OK, let's create same quantum circuit in my Julia library.
include("./Juliaqat.jl")
using .Juliaqat
function random_qc(n::Int, depth::Int)
input = Input(n)
Hgates = []
for i in 1:n
push!(Hgates, H(i))
end
apply!(input, Hgates)
for d in 1:depth
CZgates = cz_config(n, d)
apply!(input, CZgates)
Single_gates = single_config(n, d)
apply!(input, Single_gates)
end
return input
end
function cz_config(n::Int, select::Int)
gates = []
if select%2 == 0
for i in 1:2:convert(Int, n)
push!(gates, CZ(i, i+1))
end
return gates
elseif select%2 == 1
for i in 2:2:convert(Int, n-1)
push!(gates, CZ(i, i+1))
end
return gates
end
end
function single_config(n::Int, select::Int)
gates = []
single_gates = [RX, RY, T]
for i in 1:n
if (i + (select-1))%3 == 1
push!(gates, single_gates[1](i, pi/2))
elseif (i + (select-1))%3 == 2
push!(gates, single_gates[2](i, pi/2))
else
push!(gates, single_gates[3](i))
end
end
return gates
end
Note the difference of bit order and indexing between Qiskit and my library.
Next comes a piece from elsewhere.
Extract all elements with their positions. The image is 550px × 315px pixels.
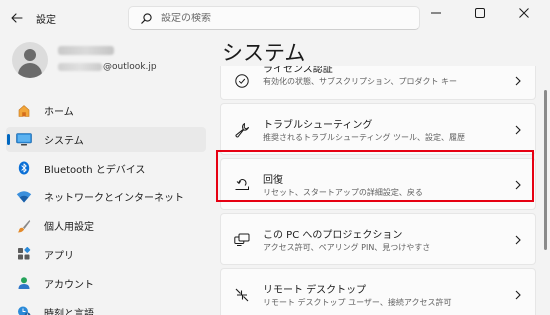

Run this circuit as following.
n = 30
input = random_qc(n, 8)
device = get_device("UndirectedGraph", zeros(Int, n))
@time state = execute(input, device)
Result is following.
"Undirected graph method" calculate only one amplitude of output state vector at once.
Here I calculate only the amplitude of |00...0>. 2^n times calculation is needed to get full state vector.
0.025648 seconds (202.79 k allocations: 9.007 MiB)
-0.004294803611085845 - 0.0003431775694928119im
Yes, I can get output of 30 qubits complicated quantum circuit with lap-top PC (8GB memory).
As a note, getting full state vector need mach more time (2^n times of 25 ms in this case).
In addition, if the sufficient memory is given, Qiskit's "statevector_simulator" is much more faster.
"Undirected graph method" can relax the memory restriction but it not always equal to fast calculation.
Consequently, correct choice of state vector simulators and tensor network based simulators can push up the limitation of QC simulation with classical computer.